Oct 18,2017 - Last updated at Oct 18,2017

Faced with wide international condemnation over the exodus of half a million Rohingya people, mostly to neighbouring Bangladesh, Myanmar’s military finally succumbed to growing pressure and ordered an internal probe into the conduct of its military vis-à-vis this minority Muslim group.

Until now, Myanmar had refused to cooperate with any UN investigation teams and brushed aside charges of human rights violations as exaggerated claims.

Yet the sheer number of Rohingya refugees negates the disclaimer.

Amnesty International (AI) accused Myanmar’s security forces of committing crimes against humanity as hundreds of thousands of Rohingya men, women and children fled the country.

In a report released yesterday, AI cited the testimony of over 120 Rohingya who fled to Bangladesh in recent weeks, a small part of the mass of people fleeing the bloody army campaign.

“Hundreds of thousands of Rohingya women, men and children have been the victims of a widespread and systematic attack, amounting to crimes against humanity,” said the AI report, also mentioning the fact that crimes against humanity perpetrated against the Rohingya include murder, deportation and forcible displacement, torture, rape, persecution based on ethnic and religious grounds, including through burning of houses, and other inhumane acts, such as denying food and other life-saving provisions.

Myanmar’s de facto leader, Nobel peace winner Aung San Suu Kyi, finally pledged to have an investigation conducted into the charges against her country’s military, and offered repatriation to all those who fled.

This atrocity with regional and international ramification should not have occurred in the first place.

Even if the claim, by Myanmar, that Muslim insurgents had provoked the military operation through attacks on a number of police posts, there can be no excuse for the commission of the barbaric crimes against innocent civilians.

Now that the government promised to conduct a probe into the conduct of its military, it should take the extra step of allowing an international investigation into the allegations of widespread human rights violations.
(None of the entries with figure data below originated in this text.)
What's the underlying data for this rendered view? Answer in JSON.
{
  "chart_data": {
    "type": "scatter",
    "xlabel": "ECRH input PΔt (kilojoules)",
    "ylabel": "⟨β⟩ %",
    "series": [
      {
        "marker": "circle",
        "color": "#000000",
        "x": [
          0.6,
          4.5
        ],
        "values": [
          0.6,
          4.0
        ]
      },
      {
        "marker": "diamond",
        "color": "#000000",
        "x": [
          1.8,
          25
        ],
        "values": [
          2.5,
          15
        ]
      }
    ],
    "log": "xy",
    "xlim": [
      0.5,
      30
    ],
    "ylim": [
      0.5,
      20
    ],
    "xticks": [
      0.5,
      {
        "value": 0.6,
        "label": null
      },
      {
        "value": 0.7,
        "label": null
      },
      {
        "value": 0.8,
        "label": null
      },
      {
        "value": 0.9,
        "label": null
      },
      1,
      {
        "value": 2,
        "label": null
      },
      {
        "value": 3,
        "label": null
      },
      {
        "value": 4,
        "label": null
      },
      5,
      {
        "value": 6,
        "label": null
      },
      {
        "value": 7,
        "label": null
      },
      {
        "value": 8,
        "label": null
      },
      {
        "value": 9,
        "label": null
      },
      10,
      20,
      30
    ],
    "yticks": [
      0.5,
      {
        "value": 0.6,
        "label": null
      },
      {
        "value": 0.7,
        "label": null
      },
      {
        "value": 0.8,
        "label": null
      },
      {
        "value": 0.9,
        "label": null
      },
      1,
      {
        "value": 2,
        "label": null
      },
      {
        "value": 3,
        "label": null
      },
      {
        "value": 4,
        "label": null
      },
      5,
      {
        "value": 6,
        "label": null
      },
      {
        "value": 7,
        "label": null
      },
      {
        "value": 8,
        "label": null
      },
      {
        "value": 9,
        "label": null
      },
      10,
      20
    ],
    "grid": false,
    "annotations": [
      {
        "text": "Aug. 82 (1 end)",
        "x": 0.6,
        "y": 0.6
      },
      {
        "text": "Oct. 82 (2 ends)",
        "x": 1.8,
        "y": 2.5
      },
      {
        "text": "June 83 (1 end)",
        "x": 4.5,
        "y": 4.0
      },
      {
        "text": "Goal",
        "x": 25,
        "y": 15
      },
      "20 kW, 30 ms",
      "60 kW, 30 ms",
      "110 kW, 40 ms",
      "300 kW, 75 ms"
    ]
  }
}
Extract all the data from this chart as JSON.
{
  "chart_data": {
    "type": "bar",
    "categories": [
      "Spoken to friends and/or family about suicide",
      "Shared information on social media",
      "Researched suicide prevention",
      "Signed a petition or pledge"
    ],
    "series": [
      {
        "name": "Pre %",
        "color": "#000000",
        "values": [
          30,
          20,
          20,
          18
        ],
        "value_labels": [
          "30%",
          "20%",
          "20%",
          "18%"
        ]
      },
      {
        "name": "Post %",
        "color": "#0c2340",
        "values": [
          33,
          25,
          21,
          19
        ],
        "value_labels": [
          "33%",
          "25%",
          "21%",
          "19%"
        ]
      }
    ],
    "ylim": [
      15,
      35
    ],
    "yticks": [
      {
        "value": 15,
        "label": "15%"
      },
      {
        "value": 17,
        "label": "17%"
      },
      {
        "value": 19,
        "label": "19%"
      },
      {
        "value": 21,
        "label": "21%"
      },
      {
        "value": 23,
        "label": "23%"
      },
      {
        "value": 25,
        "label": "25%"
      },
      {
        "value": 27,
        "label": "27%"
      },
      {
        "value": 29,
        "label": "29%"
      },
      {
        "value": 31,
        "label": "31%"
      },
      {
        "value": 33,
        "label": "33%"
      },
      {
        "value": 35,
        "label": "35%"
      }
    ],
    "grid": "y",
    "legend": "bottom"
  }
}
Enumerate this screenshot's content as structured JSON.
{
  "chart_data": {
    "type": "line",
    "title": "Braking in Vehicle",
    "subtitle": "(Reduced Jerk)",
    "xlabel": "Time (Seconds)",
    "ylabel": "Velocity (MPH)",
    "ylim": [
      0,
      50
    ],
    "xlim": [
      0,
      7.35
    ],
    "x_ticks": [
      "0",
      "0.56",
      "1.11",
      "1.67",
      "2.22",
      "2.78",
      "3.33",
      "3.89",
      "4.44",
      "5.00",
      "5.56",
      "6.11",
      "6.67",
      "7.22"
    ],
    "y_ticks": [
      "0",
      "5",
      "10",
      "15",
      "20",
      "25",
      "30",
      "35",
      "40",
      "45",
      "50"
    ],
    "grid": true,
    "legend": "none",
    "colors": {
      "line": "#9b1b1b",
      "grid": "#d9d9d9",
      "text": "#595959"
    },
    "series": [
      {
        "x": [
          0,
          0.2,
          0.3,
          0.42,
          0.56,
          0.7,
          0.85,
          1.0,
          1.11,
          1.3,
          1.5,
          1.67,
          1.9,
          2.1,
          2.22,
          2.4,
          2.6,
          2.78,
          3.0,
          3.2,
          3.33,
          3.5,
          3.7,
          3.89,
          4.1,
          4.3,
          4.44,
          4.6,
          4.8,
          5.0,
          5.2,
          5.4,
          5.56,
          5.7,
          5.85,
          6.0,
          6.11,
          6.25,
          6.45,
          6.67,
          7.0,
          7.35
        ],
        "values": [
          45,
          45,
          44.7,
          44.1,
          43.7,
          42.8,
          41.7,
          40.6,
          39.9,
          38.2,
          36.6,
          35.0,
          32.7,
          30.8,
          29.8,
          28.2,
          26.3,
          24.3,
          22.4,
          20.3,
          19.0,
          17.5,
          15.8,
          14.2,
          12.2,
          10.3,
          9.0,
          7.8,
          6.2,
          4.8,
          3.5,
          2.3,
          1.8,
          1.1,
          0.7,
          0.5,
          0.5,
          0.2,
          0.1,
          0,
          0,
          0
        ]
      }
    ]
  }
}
Serious charges as those levelled against the Myanmar army should not be left to local authorities to investigate alone.

Exoneration of the army by its own military leadership would always be a suspect; there will always be doubts that the internal investigation was conducted in a fair and thorough way.


Myanmar should cooperate with any UN investigation panel so that the true picture can emerge and those responsible for abuses are held accountable.